Like last week, this week’s Savvy/Shabby is going to take a look at late game execution. However, this week is a little bit different, because instead of looking at late game execution on offense, we are going to be taking a look at late game execution on defense. First, we’ll going to look at a stop the Lakers got in triple overtime that helped them finally pull away from the Suns. Then we’ll look at a curious foul taken by the Utah Jazz in a one-possession game.
Lakers Get A Stop
After a big Kobe Bryant three-point shot, the Los Angeles Lakers found themselves up by one with two minutes to go. On the next possession, the Suns went to their bread-and-butter: the pick-and-roll. The Lakers were able to get a stop and turn it into two transition points.
As Steve Nash brings up the basketball, Marcin Gortat comes way up to set the screen for Nash. This is important, because Gortat is so high that Nash isn’t a threat to pull up for three immediately after coming off the screen. With the shooting threat of Nash not there, Derek Fisher is able to go under the screen without worrying about a jumper off the dribble (one that Nash seems to knock down every single time). As Fisher goes under the screen, Pau Gasol hedges, keeping Nash from getting in the lane.
Fisher gets under the screen and back to Nash in time, preventing the jumper. At this point Nash makes the decision to penetrate, trying to get to the lane. Ron Artest is on the wing, defending Vince Carter, a shooting threat from the outside.
However, Artest is also paying attention to the basketball. He sees that Nash commits to penetrating, and once that happens Artest goes for the steal.
Nash tries to stop and make the pass, but he slips and Artest is able to knock the basketball away and gain control of it.
Artest takes the basketball all the way down the court where he is able to finish with the big slam/bicep kiss. Here is the play in real time:
Notice how even though Artest is covering Carter on the wing, he isn’t focused too much on him. He has his head on a swivel as he watches both his man and the basketball. This is what allows him to see Nash committing to driving and then go for the steal, which he gets.
Utah Commits A Strange Foul
Down by six points with 38 seconds left, the Utah Jazz needed a quick three point shot to turn the game into a one possession game while leaving time for them to get the basketball back. That is exactly what they get, as Paul Millsap hits a three with 31.9 seconds left. However, after the make, the Jazz defense commits an error.
The Utah Jazz seem to have the Rockets exactly where they want them as Houston enters the basketball in the corner. The Jazz look like they are going get a trap in the corner, but then Raja Bell comes over and takes the foul, sending Houston’s Kevin Martin to the free throw line.
- Hitting the shot with 31 seconds means that even if Houston runs the clock all of the way down, the Jazz will have 7 seconds to get a game-tying three point shot off, as long as they force a miss. With three timeouts, the play would be a set play from the side instead of a full length-of-the-court play, making it easier.

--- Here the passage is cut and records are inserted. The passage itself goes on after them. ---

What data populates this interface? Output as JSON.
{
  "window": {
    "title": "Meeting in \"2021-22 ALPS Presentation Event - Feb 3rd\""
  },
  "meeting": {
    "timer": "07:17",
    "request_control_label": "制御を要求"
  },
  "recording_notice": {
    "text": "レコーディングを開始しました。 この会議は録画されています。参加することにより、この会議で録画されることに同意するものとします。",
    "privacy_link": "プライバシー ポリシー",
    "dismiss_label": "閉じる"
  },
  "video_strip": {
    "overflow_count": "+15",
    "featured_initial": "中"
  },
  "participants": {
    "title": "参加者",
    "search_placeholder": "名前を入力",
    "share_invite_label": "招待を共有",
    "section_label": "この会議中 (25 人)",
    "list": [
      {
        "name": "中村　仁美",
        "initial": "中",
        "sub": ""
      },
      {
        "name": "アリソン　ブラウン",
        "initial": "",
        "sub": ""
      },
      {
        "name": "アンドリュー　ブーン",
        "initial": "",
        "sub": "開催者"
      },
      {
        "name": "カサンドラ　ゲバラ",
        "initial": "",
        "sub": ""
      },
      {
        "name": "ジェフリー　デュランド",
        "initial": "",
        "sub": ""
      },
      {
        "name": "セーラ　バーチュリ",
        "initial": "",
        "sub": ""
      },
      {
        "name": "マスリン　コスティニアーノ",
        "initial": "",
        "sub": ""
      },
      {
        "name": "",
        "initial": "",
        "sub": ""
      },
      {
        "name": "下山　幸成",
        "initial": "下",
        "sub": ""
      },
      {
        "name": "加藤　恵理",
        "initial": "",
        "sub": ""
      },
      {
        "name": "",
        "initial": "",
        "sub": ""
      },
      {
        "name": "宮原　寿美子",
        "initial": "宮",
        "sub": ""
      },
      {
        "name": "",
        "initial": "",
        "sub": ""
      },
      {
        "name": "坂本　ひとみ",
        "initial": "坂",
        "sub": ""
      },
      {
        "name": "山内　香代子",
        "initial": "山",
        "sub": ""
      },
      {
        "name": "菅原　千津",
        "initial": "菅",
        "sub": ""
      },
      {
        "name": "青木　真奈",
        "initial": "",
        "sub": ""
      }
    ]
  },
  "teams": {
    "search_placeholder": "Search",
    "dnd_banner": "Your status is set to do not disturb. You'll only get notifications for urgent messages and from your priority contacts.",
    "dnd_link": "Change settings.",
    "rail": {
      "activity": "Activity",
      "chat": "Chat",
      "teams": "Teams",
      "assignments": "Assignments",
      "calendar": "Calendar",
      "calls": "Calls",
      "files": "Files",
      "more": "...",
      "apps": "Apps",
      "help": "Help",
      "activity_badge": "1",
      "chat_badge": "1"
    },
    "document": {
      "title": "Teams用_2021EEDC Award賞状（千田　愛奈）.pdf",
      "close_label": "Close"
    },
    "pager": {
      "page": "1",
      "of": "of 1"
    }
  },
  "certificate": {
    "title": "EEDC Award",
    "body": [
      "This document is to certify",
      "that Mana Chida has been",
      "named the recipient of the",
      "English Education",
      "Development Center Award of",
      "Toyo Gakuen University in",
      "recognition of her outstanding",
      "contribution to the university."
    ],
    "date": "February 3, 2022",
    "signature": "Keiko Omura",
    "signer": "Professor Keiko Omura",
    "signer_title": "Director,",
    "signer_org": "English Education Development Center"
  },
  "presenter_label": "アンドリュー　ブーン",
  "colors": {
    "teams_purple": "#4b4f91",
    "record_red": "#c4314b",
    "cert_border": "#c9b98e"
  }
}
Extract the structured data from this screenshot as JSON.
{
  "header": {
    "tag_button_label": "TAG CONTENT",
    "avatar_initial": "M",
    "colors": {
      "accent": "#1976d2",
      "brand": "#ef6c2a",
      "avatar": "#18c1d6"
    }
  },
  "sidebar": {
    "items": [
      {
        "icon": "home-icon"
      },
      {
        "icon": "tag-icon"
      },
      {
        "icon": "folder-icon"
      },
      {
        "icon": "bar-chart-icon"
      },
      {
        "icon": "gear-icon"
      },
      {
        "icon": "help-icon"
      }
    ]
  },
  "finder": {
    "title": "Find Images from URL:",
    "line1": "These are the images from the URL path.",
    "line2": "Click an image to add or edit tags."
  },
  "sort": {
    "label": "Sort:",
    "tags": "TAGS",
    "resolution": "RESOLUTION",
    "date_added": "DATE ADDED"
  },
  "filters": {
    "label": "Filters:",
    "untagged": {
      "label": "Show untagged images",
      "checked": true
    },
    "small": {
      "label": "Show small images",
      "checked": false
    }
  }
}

- I understand why teams do foul in this situation (I don’t really agree with it), if you don’t foul and the opposing team lets the clock wind down all the way and do score, you are out of the game. A foul early in the clock allows teams to extend the game.

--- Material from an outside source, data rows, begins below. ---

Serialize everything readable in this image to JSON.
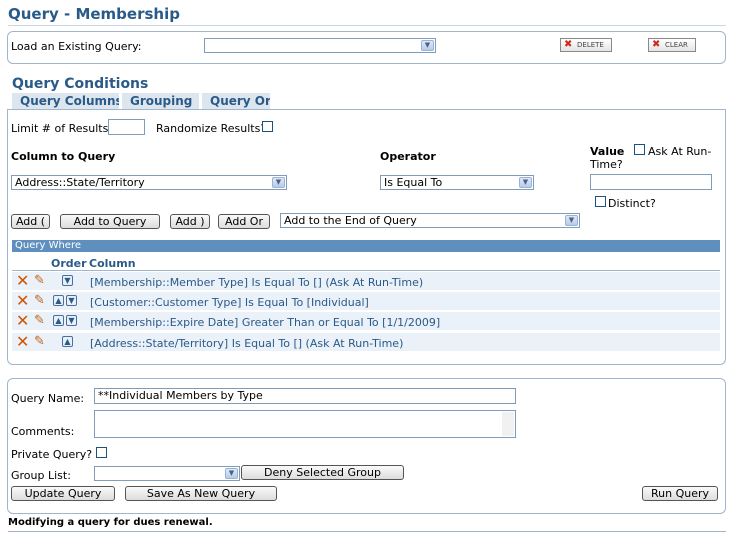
{
  "page_title": "Query - Membership",
  "load_query": {
    "label": "Load an Existing Query:",
    "value": ""
  },
  "toolbar": {
    "delete_label": "DELETE",
    "clear_label": "CLEAR"
  },
  "conditions": {
    "title": "Query Conditions",
    "tabs": [
      "Query Columns",
      "Grouping",
      "Query Ord"
    ],
    "limit_label": "Limit # of Results:",
    "limit_value": "",
    "randomize_label": "Randomize Results?",
    "column_header": "Column to Query",
    "operator_header": "Operator",
    "value_header": "Value",
    "ask_runtime_label": "Ask At Run-",
    "ask_runtime_label2": "Time?",
    "column_value": "Address::State/Territory",
    "operator_value": "Is Equal To",
    "value_value": "",
    "distinct_label": "Distinct?",
    "buttons": {
      "add_open": "Add (",
      "add_to_query": "Add to Query",
      "add_close": "Add )",
      "add_or": "Add Or"
    },
    "position_value": "Add to the End of Query"
  },
  "query_where": {
    "title": "Query Where",
    "col_order": "Order",
    "col_column": "Column",
    "rows": [
      {
        "text": "[Membership::Member Type] Is Equal To [] (Ask At Run-Time)"
      },
      {
        "text": "[Customer::Customer Type] Is Equal To [Individual]"
      },
      {
        "text": "[Membership::Expire Date] Greater Than or Equal To [1/1/2009]"
      },
      {
        "text": "[Address::State/Territory] Is Equal To [] (Ask At Run-Time)"
      }
    ]
  },
  "save": {
    "name_label": "Query Name:",
    "name_value": "**Individual Members by Type",
    "comments_label": "Comments:",
    "comments_value": "",
    "private_label": "Private Query?",
    "group_label": "Group List:",
    "group_value": "",
    "deny_label": "Deny Selected Group",
    "update_label": "Update Query",
    "save_new_label": "Save As New Query",
    "run_label": "Run Query"
  },
  "footer_text": "Modifying a query for dues renewal.",
  "colors": {
    "accent": "#2a5a88",
    "header_bar": "#5f8fbe",
    "row_bg": "#eaf1f8",
    "delete_icon": "#d35400"
  },
  "icons": [
    "delete-x-icon",
    "edit-pencil-icon",
    "move-up-icon",
    "move-down-icon",
    "dropdown-arrow-icon"
  ]
}
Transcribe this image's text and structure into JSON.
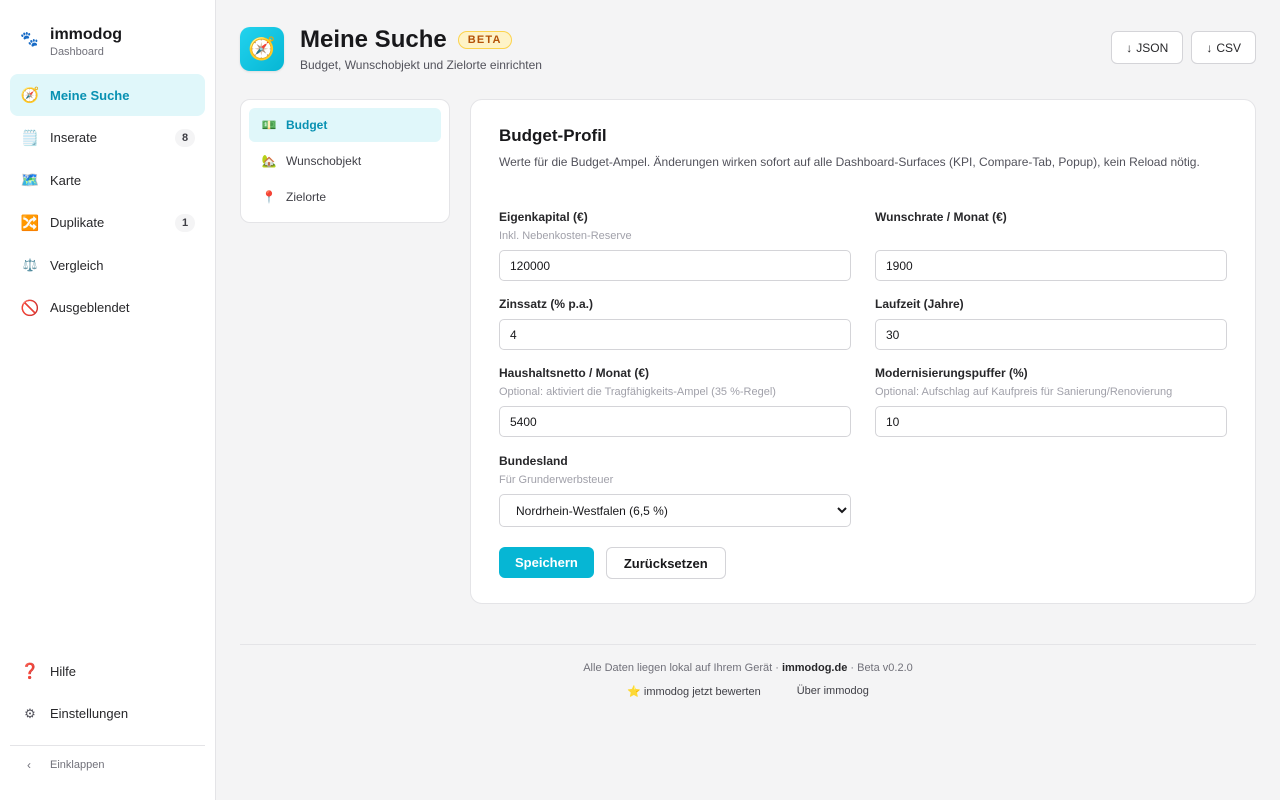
{
  "brand": {
    "title": "immodog",
    "subtitle": "Dashboard",
    "icon": "paw-icon"
  },
  "sidebar": {
    "items": [
      {
        "label": "Meine Suche",
        "icon": "compass-icon",
        "active": true
      },
      {
        "label": "Inserate",
        "icon": "notepad-icon",
        "badge": "8"
      },
      {
        "label": "Karte",
        "icon": "map-icon"
      },
      {
        "label": "Duplikate",
        "icon": "shuffle-icon",
        "badge": "1"
      },
      {
        "label": "Vergleich",
        "icon": "scales-icon"
      },
      {
        "label": "Ausgeblendet",
        "icon": "prohibited-icon"
      }
    ],
    "bottom": [
      {
        "label": "Hilfe",
        "icon": "question-icon"
      },
      {
        "label": "Einstellungen",
        "icon": "gear-icon"
      }
    ],
    "collapse_label": "Einklappen"
  },
  "header": {
    "title": "Meine Suche",
    "badge": "BETA",
    "subtitle": "Budget, Wunschobjekt und Zielorte einrichten",
    "buttons": {
      "json": "JSON",
      "csv": "CSV"
    }
  },
  "subnav": {
    "items": [
      {
        "label": "Budget",
        "icon": "money-icon",
        "active": true
      },
      {
        "label": "Wunschobjekt",
        "icon": "house-icon"
      },
      {
        "label": "Zielorte",
        "icon": "pin-icon"
      }
    ]
  },
  "form": {
    "title": "Budget-Profil",
    "description": "Werte für die Budget-Ampel. Änderungen wirken sofort auf alle Dashboard-Surfaces (KPI, Compare-Tab, Popup), kein Reload nötig.",
    "eigenkapital": {
      "label": "Eigenkapital (€)",
      "hint": "Inkl. Nebenkosten-Reserve",
      "value": "120000"
    },
    "wunschrate": {
      "label": "Wunschrate / Monat (€)",
      "value": "1900"
    },
    "zinssatz": {
      "label": "Zinssatz (% p.a.)",
      "value": "4"
    },
    "laufzeit": {
      "label": "Laufzeit (Jahre)",
      "value": "30"
    },
    "haushaltsnetto": {
      "label": "Haushaltsnetto / Monat (€)",
      "hint": "Optional: aktiviert die Tragfähigkeits-Ampel (35 %-Regel)",
      "value": "5400"
    },
    "modernisierung": {
      "label": "Modernisierungspuffer (%)",
      "hint": "Optional: Aufschlag auf Kaufpreis für Sanierung/Renovierung",
      "value": "10"
    },
    "bundesland": {
      "label": "Bundesland",
      "hint": "Für Grunderwerbsteuer",
      "selected": "Nordrhein-Westfalen (6,5 %)"
    },
    "save_label": "Speichern",
    "reset_label": "Zurücksetzen"
  },
  "footer": {
    "text_before": "Alle Daten liegen lokal auf Ihrem Gerät · ",
    "site": "immodog.de",
    "text_after": " · Beta v0.2.0",
    "rate_link": "immodog jetzt bewerten",
    "about_link": "Über immodog"
  },
  "colors": {
    "accent": "#06b6d4",
    "accent_bg": "#e0f7fa",
    "beta": "#b45309"
  }
}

- Even if you agree with the extend the game philosophy, this is still a bad foul. The reason is because where the ball is — in the corner, in a position to be trapped. Why not try to force the steal, and then if the Rockets break out of the trap, foul? If you don’t foul right away, you may even force a timeout, creating a situation where the offense has to inbound the basketball, creating another opportunity to get a steal. At the very worst, it runs 10 or so seconds off the clock, leaving 20 seconds left, still plenty of time.

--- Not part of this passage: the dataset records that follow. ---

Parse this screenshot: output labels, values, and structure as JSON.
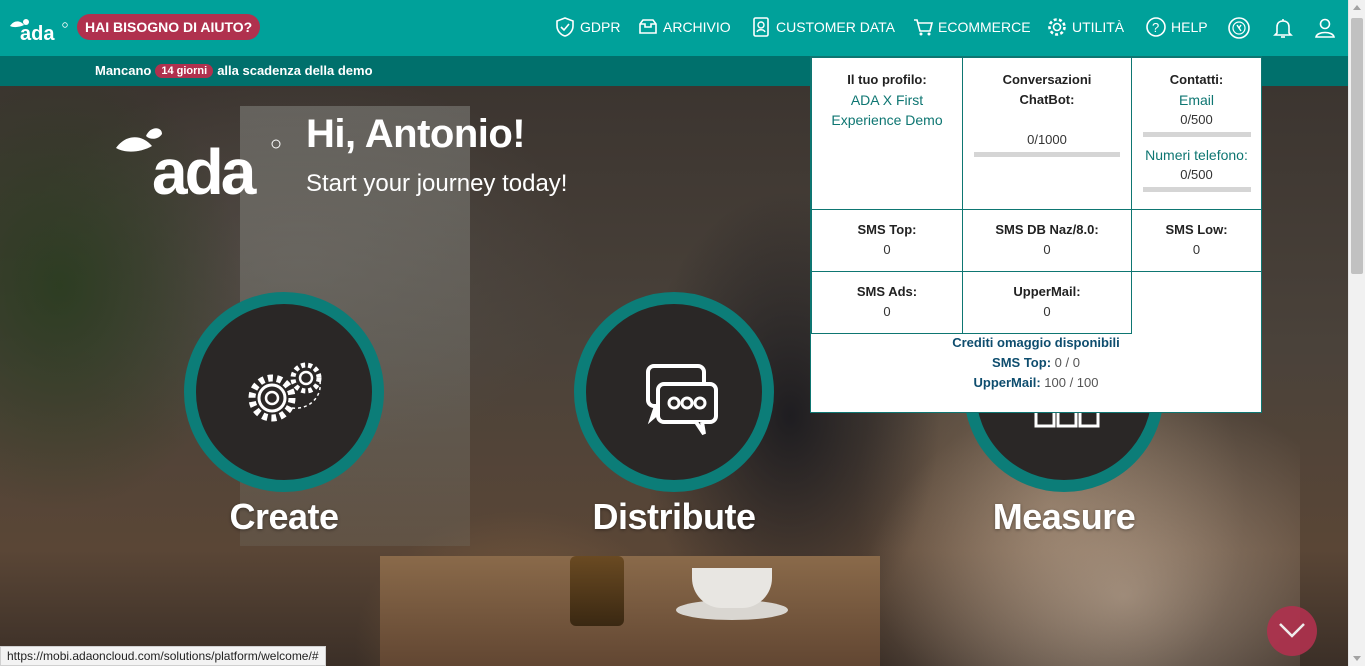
{
  "topbar": {
    "help_label": "HAI BISOGNO DI AIUTO?",
    "nav": [
      {
        "label": "GDPR",
        "icon": "shield-check-icon"
      },
      {
        "label": "ARCHIVIO",
        "icon": "archive-icon"
      },
      {
        "label": "CUSTOMER DATA",
        "icon": "id-card-icon"
      },
      {
        "label": "ECOMMERCE",
        "icon": "cart-icon"
      },
      {
        "label": "UTILITÀ",
        "icon": "gear-icon"
      },
      {
        "label": "HELP",
        "icon": "question-icon"
      }
    ],
    "right_icons": [
      "credits-icon",
      "bell-icon",
      "user-icon"
    ],
    "accent": "#00a19a"
  },
  "demobar": {
    "prefix": "Mancano",
    "days": "14 giorni",
    "suffix": "alla scadenza della demo"
  },
  "hero": {
    "title": "Hi, Antonio!",
    "subtitle": "Start your journey today!",
    "cards": [
      {
        "label": "Create",
        "icon": "gears-icon"
      },
      {
        "label": "Distribute",
        "icon": "chat-bubbles-icon"
      },
      {
        "label": "Measure",
        "icon": "chart-icon"
      }
    ]
  },
  "panel": {
    "profile": {
      "label": "Il tuo profilo:",
      "value": "ADA X First Experience Demo"
    },
    "chatbot": {
      "label": "Conversazioni ChatBot:",
      "value": "0/1000",
      "used_fraction": 0.0
    },
    "contacts": {
      "label": "Contatti:",
      "email_label": "Email",
      "email_value": "0/500",
      "email_fraction": 0.0,
      "phone_label": "Numeri telefono:",
      "phone_value": "0/500",
      "phone_fraction": 0.0
    },
    "sms_top": {
      "label": "SMS Top:",
      "value": "0"
    },
    "sms_db": {
      "label": "SMS DB Naz/8.0:",
      "value": "0"
    },
    "sms_low": {
      "label": "SMS Low:",
      "value": "0"
    },
    "sms_ads": {
      "label": "SMS Ads:",
      "value": "0"
    },
    "uppermail": {
      "label": "UpperMail:",
      "value": "0"
    },
    "gift": {
      "heading": "Crediti omaggio disponibili",
      "sms_label": "SMS Top:",
      "sms_value": "0 / 0",
      "mail_label": "UpperMail:",
      "mail_value": "100 / 100"
    }
  },
  "status_url": "https://mobi.adaoncloud.com/solutions/platform/welcome/#"
}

With that foul down three, the Jazz didn’t give their defense a chance to try and tie the game. Instead, they fouled and hoped for a miss or two that didn’t come.
When people think about late game execution, they usually think about it on the offensive end. These two plays show you that execution late in games is also important on defense. The Lakers played that Nash pick-and-roll perfectly, and were able to get the steal and the win. The Jazz didn’t execute correctly, fouling up three, and they ended up losing the game.